3. Pisah kelas

52 9 0
                                    

Tak terasa ujian akhir semester dua pun tiba tinggal menghitung hari. Semakin dekat semakin banyak tugas yang menumpuk, mulai dari pengecekan buku catatan, ulangan harian, sampai tugas-tugas untuk tambahan nilai raport.

Sama halnya dengan Adel dkk, mereka sibuk belajar dan melengkapi catatan-catatan mereka yang masih kosong karena ketinggalan. Bukan karena membolos, namun karena malas mencatat.

"Bentar lagi ujian, tugas numpuk." ucap Sarah.

"Trus kenaikan kelas. Di acak gak sih kelasnya?" Adel bertanya serius.

"Di acak, tiap tahun di acak. Gitu sih kata kakak gue." ucap Finda.

"Lah. Nanti gue gak bisa satu kelas sama Sarah dong." keluh Elsa yang memang sudah terbiasa dengan Sarah.

"Udah gak papa. Kan bisa ngerjain tugas dikost an bareng." ucap Sarah menenangkan Elsa.

"Jadi gue juga gak bisa satu kelas sama lo, Del?" Sarah yang agak keberatan apabila berpisah dengan sahabatnya, terutama Adel.

Memang Sarah cenderung dominan pada Adel. Semua apa yang dia rasakan, apa yang dilakukan selalu diceritakan pada Adel. Namun berbeda dengan Adel yang lebih nyaman cerita apapun kecuali masalah keluarga kepada Finda. Sedangkan Elsa lebih terbuka terhadap Sarah. Kalau Finda memang sosok cewek agak pendiam, jarang sekali bercerita.

"Iya mungkin. Semoga aja kita bisa satu kelas." ucapnya lesu karena sejujurnya Adel juga tak menyukai apabila harus berpisah walaupun itu pisah kelas.

"Amin. Semoga aja."

"Kan kita masih bisa sama-sama kalo istirahat, duduk-duduk dan bincang-bincang di depan kelas. Trus kalo tugas kan bisa sharing. Ya gak?" ucap Finda memberi solusi. Dia tau kalau sahabat-sahabatnya akan bersedih bila sampai pisah kelas.

"Iya bisa sih. Jangan lupain semua kenangan kita dikelas sepuluh ini ya teman." Adel menatap satu persatu wajah sahabat-sahabatnya.

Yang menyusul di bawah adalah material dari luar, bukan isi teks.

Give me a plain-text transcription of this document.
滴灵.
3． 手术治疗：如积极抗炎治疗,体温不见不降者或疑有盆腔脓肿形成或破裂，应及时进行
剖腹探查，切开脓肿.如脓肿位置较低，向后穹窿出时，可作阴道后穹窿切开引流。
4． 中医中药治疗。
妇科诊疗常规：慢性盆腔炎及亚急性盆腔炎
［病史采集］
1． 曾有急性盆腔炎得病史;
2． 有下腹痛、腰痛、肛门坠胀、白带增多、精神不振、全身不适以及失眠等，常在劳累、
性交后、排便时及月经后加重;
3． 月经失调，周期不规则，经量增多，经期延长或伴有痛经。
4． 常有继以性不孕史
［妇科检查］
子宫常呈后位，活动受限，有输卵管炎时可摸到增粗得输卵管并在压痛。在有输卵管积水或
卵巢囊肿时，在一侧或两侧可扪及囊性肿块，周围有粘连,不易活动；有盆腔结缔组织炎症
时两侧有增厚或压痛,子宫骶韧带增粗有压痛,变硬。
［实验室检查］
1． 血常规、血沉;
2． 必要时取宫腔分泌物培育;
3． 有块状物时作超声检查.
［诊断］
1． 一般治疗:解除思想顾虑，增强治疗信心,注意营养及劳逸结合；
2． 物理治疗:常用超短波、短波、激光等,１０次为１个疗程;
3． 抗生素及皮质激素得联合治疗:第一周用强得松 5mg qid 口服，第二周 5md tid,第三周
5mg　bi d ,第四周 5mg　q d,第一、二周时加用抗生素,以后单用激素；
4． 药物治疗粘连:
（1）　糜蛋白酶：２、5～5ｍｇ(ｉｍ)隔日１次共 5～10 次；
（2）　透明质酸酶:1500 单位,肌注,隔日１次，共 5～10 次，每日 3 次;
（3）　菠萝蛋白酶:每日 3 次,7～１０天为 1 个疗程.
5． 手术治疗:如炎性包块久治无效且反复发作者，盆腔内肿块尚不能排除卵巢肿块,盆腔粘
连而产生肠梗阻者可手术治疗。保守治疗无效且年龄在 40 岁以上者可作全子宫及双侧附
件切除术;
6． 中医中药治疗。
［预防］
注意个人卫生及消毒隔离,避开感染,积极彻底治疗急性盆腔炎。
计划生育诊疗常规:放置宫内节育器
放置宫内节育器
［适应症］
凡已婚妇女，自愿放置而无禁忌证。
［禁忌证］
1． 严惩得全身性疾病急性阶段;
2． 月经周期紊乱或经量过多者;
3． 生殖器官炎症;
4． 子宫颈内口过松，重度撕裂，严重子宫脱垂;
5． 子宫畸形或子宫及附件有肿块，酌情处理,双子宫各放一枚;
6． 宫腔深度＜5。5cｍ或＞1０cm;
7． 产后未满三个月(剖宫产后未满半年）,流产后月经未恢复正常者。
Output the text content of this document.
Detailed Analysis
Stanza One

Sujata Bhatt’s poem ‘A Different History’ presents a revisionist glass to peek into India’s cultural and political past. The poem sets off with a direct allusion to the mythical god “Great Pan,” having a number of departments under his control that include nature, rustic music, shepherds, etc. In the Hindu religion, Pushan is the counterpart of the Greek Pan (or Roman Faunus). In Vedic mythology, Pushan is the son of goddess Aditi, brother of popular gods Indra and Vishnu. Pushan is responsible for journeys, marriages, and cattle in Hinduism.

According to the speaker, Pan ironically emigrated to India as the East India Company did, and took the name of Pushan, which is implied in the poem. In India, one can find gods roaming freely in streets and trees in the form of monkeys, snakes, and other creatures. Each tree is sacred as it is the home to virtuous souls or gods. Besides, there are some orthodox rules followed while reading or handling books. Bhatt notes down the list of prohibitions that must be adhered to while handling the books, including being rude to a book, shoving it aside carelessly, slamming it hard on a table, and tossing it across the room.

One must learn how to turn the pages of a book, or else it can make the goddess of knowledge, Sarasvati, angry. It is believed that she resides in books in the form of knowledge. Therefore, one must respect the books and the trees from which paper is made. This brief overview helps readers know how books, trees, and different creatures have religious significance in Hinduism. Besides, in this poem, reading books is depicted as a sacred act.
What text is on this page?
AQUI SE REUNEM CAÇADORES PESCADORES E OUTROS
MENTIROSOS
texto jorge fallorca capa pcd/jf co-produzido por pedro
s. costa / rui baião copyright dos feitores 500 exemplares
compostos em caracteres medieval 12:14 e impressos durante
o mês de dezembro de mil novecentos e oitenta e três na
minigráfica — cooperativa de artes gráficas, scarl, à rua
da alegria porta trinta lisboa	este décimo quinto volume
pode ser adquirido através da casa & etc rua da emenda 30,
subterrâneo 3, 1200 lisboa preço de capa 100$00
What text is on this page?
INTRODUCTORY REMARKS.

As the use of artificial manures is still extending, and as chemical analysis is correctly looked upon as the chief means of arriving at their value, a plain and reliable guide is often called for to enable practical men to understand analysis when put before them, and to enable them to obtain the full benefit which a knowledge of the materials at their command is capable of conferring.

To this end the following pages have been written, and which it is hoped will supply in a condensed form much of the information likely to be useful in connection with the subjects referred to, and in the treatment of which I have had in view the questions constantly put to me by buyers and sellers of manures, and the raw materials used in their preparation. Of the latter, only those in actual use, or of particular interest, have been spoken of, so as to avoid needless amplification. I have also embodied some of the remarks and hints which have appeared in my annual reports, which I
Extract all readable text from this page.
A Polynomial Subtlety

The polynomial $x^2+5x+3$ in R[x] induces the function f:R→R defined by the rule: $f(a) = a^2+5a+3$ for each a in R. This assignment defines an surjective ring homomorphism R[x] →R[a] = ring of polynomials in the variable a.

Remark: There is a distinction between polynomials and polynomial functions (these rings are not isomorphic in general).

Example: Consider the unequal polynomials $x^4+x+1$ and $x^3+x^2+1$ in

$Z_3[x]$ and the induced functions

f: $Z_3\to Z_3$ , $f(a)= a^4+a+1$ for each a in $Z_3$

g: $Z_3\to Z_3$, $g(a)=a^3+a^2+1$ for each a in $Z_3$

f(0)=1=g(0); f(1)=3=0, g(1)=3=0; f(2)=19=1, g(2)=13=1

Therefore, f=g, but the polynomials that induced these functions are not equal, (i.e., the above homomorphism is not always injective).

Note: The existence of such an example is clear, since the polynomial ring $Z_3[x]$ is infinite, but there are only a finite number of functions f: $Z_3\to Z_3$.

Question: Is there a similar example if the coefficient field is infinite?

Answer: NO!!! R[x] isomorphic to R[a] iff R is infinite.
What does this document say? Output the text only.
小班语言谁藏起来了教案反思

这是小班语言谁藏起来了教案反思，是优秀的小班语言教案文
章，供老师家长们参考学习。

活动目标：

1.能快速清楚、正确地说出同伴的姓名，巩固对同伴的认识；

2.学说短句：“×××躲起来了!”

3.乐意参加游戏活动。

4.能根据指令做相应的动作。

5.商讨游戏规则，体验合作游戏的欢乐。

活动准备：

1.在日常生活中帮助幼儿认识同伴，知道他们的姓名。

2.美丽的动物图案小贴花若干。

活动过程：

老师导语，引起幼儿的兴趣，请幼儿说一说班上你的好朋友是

"Gak kok, Del. Lo jangan lupain gue juga kalo gue pisah sama lo." ucap Sarah dengan nada yang sedih.

"Gak kok. Semoga kita bersama sampai lulus."

"Amin." ucap mereka bersamaan. Mereka saling memandang satu sama lain. Mengingat semua kekonyolan, kelucuan, kepolosan dan keseriusan yang dibuat mereka pada saat bersama. Setelah itu mereka berpelukan.

Hari yang ditunggu pun tiba, hari ini dilaksanakan ujian. Semua murid datang lebih awal untuk belajar sebelum ujian dimulai. Sama halnya Adel, dia sudah mempersiapkan dengan matang untuk menghadapi ujian.

"Gimana udah belajar?" tanyanya pada Finda. Setelah mereka memasuki ruang kelas.

"Udah. Cuma baca." ucapnya santai.

Adel hanya geleng-geleng kepala. Finda memang terlalu santai dalam menghadapi ujian. Entahlah, walaupun tidak bisa menjawab soal, Finda tetap bisa menjawabnya. Entah dengan cara apa, dengan menghayal atau gimana. Dia tidak mengerti.

"Yang penting lo belajar." ucapnya singkat.

Di percepat aja ya, ujiannya. Anggap aja udah dilaksanakan.

Satu minggu pun berlalu, dan ini hari terakhir ujian dilaksanakan. Hanya satu mata pelajaran. Namun, satu mata pelajaran itu lah yang tidak disukai Adel.

Matematika, ini jadwal terakhir ujian. Mata pelajaran ini adalah musuh bebuyutan Adel sejak SMP. Dia angkat tangan kalau sudah mengerjakan Matematika.

Ujian pun dilaksanakan. Adel terlihat tenang, namun bukan tenang karena dia yakin bisa mengerjakan. Lebih tepatnya dia pasrah mendapat nilai berapapun, yang terpenting bukan nilai sepuluh kebawah.